I had a chainsaw repair with the same conditions and had to swap out the parts with working ones from someone elses saw. I had to borrow the saw with the good parts 'cause just like Goat said it checked out to be in spec when cold. After a few cuts it would die and wouldn't start again 'till it cooled off.
Tuck\o/
Polar-Bus:
--- Quote from: 95formula847 on April 06, 2010, 01:08:52 PM ---I just did a top end on my bike and added vfroce reeds, fmf powercore and pc pipe. I just got it back from the shop to get it jetted right and it seems to run fine other than not idling very long.
But, after I ride it for awhile and shut it off, its very hard to get runnin again. It takes me a good 10-15 min kicking it to get it to fire. Once its running it seems fine. But if i get stuck anywhere with mid or anything on my boots and it shuts off... im screwed. I cant kick it like crazy as the kickstart has no grip. But even so it wont start with any good kicks I get in.
So, im wondering if there is a way to test the coil or cdi with a meter and make sure im getting good spark? Does it not starting good when warm sound like anything in particular? I have read that once a KX500 is warm it should start in one good kick. That has never been the case for me.
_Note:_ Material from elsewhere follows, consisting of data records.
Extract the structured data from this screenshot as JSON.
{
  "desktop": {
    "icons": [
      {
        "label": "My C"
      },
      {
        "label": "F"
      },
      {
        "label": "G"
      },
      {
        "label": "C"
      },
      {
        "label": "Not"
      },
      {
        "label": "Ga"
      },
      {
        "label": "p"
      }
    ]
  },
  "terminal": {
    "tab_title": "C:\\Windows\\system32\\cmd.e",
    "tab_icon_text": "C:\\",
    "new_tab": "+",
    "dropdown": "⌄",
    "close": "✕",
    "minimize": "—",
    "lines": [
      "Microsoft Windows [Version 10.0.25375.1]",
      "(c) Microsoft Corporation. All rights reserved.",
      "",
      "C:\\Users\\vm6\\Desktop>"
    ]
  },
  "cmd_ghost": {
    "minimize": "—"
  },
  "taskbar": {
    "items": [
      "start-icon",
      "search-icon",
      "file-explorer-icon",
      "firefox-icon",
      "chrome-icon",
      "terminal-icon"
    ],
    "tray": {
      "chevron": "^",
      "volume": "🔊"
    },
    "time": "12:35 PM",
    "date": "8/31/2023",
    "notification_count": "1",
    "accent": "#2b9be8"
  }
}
Also, my starting method when cold is:
-turn on gas
-lean bike and wait for fuel drip
-put in 2nd gear
-rock back and forth a few times
-kick through slowly a few times with throttle open
-throttle a third open
-tdc kick the poo out of it
This usually doesnt work unless I keep kicking for 10 min.
Starting method when warm is just to kick it with the throttle open at tdc.
--- End quote ---
simple compression test cold vs. hot ?
Hillclimb#42:
The 500, especially with a new top end, can be hard to start with an old kicker and jetting being off just a little. I had an old kicker and it was making my boot slip off. As soon as its out of square with the bike its tough to keep your boot on it. That led to tearing up my boots and also getting cracked on the leg a few times. Also, mine has always needed me to open the throttle a little when warm, (all the way open after a wreck) no throttle when cold. Sounds like an air screw or pilot may be off adjustment or partially clogged, or Maybe you are going a little overkill on feeding it fuel during prep. I haven't seen too many people lean it over, rock it and hit the gas with a few easy kicks and then still cracking the throttle with the choke on. Try it without any of the prep.
Try gas on, choke on, kick a few times easy, cycle to the compression spot, wind up the kicker to the highest spot, then drop the mojo on it. No throttle. It should start with a high idle, then calm down to a normal level, then thats when I turn off the choke.
After warm, 1/3 to 1/2 throttle, also needs to be at TDC to get a full kick.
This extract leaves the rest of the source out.